Allah, Kun emriyle kendi ilmini vücuda getirdi. Allah’ ın bu ilmi, hiç bir idrakin kavrayamayacağı bir durumda, Allah’ ın tek olduğunu, başka bir varlığın daha olmadığını gösterir. Her şey O’ ndan meydana gelir. Ama O, hiç bir şeye benzemez.

Mutlak olan; O, Allah, tüm yaratılmış varlıklar için görünmeyen makamdadır. O, hiç bir şeye benzemez. Görünen alem kör makamdır. Oradan Allah görünmez. Allah kendi aleminde görünür. Yani Allah, Allah’ ta görünür. Bu suret aleminde esas olan Hak’ tır. Hak kamil insanda görülür. Hak belirip göründüğünde; bu alemin suret, gölge, geçici olduğu daha iyi anlaşılır.

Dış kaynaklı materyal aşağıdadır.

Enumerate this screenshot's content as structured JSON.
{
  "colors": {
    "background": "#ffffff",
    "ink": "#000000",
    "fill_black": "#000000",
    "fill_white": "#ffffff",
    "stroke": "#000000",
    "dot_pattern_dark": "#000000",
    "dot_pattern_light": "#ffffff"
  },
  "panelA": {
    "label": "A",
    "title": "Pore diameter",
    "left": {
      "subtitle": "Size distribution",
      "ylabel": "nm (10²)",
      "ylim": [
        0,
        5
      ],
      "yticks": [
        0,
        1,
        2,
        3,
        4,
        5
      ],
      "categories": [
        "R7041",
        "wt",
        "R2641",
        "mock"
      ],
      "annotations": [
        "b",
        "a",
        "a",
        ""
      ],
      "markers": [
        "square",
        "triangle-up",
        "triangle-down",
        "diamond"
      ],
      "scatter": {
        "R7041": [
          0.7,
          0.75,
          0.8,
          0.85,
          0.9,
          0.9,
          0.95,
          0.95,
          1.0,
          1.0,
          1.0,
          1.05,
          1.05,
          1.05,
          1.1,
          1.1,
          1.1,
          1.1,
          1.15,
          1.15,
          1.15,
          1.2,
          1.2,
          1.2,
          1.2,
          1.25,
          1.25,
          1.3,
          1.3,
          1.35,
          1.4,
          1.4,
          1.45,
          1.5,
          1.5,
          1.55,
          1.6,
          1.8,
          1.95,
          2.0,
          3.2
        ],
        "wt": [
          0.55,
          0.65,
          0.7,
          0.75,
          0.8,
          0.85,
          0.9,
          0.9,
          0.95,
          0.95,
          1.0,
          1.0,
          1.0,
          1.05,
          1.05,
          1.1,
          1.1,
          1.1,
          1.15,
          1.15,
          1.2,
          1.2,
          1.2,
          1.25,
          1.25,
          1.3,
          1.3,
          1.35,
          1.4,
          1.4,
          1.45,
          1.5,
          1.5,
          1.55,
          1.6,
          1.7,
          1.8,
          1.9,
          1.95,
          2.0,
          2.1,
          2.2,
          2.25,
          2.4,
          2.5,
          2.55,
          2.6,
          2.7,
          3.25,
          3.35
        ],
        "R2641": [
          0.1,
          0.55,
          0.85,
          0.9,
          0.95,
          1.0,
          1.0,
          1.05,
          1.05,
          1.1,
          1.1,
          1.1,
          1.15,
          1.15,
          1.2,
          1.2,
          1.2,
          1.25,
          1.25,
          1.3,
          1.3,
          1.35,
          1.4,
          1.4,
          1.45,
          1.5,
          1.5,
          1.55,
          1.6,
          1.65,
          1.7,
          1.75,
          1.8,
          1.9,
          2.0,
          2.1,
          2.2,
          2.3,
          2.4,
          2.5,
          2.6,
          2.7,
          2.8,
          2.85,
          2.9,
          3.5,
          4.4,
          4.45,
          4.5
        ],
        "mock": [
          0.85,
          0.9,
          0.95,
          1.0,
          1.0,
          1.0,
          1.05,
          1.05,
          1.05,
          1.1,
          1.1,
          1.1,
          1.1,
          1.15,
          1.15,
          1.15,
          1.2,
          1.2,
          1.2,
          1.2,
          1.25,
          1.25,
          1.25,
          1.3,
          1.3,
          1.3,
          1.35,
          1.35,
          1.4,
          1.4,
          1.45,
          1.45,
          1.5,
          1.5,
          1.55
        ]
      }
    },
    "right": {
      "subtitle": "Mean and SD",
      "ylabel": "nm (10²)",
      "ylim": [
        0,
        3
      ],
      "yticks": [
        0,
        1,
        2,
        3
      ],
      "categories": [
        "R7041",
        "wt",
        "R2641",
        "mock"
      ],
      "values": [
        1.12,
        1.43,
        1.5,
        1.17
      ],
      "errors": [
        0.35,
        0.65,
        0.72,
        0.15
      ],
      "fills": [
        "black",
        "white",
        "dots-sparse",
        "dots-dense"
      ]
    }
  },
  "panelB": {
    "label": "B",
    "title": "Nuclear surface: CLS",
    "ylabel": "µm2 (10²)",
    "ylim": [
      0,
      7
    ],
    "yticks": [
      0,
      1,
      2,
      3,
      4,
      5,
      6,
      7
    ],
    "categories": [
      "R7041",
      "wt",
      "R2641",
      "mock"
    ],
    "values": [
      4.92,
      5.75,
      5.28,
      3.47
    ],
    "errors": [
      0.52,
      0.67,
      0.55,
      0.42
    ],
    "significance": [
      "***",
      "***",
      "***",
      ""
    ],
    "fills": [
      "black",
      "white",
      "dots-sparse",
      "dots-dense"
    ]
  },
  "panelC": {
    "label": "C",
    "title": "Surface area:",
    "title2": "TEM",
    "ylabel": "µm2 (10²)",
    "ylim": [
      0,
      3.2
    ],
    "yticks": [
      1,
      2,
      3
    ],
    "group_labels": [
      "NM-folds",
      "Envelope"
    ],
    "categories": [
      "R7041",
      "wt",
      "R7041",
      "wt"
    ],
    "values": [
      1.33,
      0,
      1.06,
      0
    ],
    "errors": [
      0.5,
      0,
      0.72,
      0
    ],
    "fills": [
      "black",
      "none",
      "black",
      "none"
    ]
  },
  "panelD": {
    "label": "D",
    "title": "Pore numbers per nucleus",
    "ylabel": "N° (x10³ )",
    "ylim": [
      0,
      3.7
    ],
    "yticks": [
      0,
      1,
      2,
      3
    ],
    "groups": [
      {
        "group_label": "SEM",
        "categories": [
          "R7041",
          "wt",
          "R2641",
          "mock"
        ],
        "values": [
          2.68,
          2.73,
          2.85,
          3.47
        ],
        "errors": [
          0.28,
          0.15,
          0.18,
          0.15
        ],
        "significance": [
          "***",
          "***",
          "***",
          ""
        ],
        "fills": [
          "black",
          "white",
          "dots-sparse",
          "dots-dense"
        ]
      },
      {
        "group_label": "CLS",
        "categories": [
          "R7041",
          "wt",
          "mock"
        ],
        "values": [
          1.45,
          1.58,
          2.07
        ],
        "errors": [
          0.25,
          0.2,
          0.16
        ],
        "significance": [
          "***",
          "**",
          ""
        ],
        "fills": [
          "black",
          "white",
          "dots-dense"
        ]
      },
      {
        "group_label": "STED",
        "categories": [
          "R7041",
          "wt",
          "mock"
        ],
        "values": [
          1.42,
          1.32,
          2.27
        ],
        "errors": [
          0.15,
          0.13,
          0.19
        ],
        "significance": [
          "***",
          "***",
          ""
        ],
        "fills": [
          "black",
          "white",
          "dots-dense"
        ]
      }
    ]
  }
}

Varlık alemi gece ve gündüz olayıdır. Gece; Hakk’ ın Hakikatidir. Gündüz ise hayal ve gölge alemidir. Yalnız ilahi aşka düşenler Hakk’ın Hakikatini görmeğe başlar. Onlara gece, gündüz yoktur.

O Hakkı görmez, çünkü Hak herkese verilmez.

İyiliği, kötülüğü fark etmeyen cahil insanlar arasında olan, iyi insanlar; Gariplerdir.  Allah Gariplerle beraberdir. Onlar Allah’ ın lütfuna mazhar olurlar.

Her insan muhakkak doğarak dünyaya gelir ve bedeni terk etmek sureti ile de ölür. Bundan maksat nedir bilmez, merak da etmez.  Halbuki bu hal boşuna değildir. Hakikat hiç bir zaman ölmez ve yok olmaz. Her zaman o var olmaya devam eder. O Kalbidir.

Beden  mezardır,  bedenin atıldığı yere de mezarlık denir. Beden, Yusuf’ un atıldığı kuyudur.  Oradan çıkartılan esir, Mısır’ a vezir olur.  Bedenden vazgeçmek esas değildir. Bilakis beden; ilahi düzeni anlamada ve ona yönelmede en büyük araçtır. Lüzumuna binaen halk edilmiştir.

Tüm hayatını ölçüler ve hesaplar içine gömen kişiler, tamamen dünyevidir, şekilseldir.  Ömrünü saymak ile geçirir. Masiva denen dünya maddesine bağlanan, suret alemini Hakikat gibi görüp ona bağlanır. Asıl Hak varlığını taşıyan özünden, ruhundan haberi olmaz.

Aptal kişi, ömrünü ödül ve ceza peşinde koşarak, heba ederek geçirir. Arif olan kişi hiç bir inanç ve dini sistem ile kayıtlı kalmaz. Yüzü, gözü, özü Hakka yöneliktir. Dili döndüğünce Hakkı anlatmaya çalışır.  Arif; Hakikati Hak’ kın gözü ile görür. Arif olmayanlar da Hakkı kendi nefislerince görenlerdir. Cahil ise Hakikatten haberi olmayandır.

İnsan yüce yapıdır. Onun yüceliği Hakkın aynasında görülür. Madde, beden aleminde ise suret halinde görülür.  Yani yansımadır.

Geçici zevk ve mutluluk , mutluluk değildir. Geçici olmayan, bekaya varan mutluluk; sevgi ve muhabbettir. Sohbeti televizyondan görerek veya dinleyerek işitmek güzeldir. Ama yüz yüze bulunup dinlemekte cezbe vardır.

İnsanların ilmini artırmaya çalışan, onların ihtiyaçlarını gözetip, halledenlerin ihtiyaçlarını da Allah’ u Teala halleder ve gözetir.  Esas mahrumiyet Allah’ tan mahrum olmaktır. Ya Rabbi sevgi ve muhabbetinden mahrum etme!..

İnsan öfkelenmez değildir. Ama öfkelendiği zaman bir insan kendine veya karşısındakine zarar vermemelidir.

Hak’ tan daha büyük bir güç yoktur. Esas güç Hakkı anlayıp teslim etmektir.

Bize verilen cüz-i irade; akıl, vicdan; görüldüğü gibi cüz-i dir. Külli karşısında acizdir.  Külli olayı daha öncelikli almalıdır.  Asıl olay da budur.  İlahi sistem asıldır. Esastır, manadır, bekadır. Maksat, Maksut Allah’ tır.

Haberi kaynağından alma ne ki, haberi yerine ulaştıran Resul’ dur.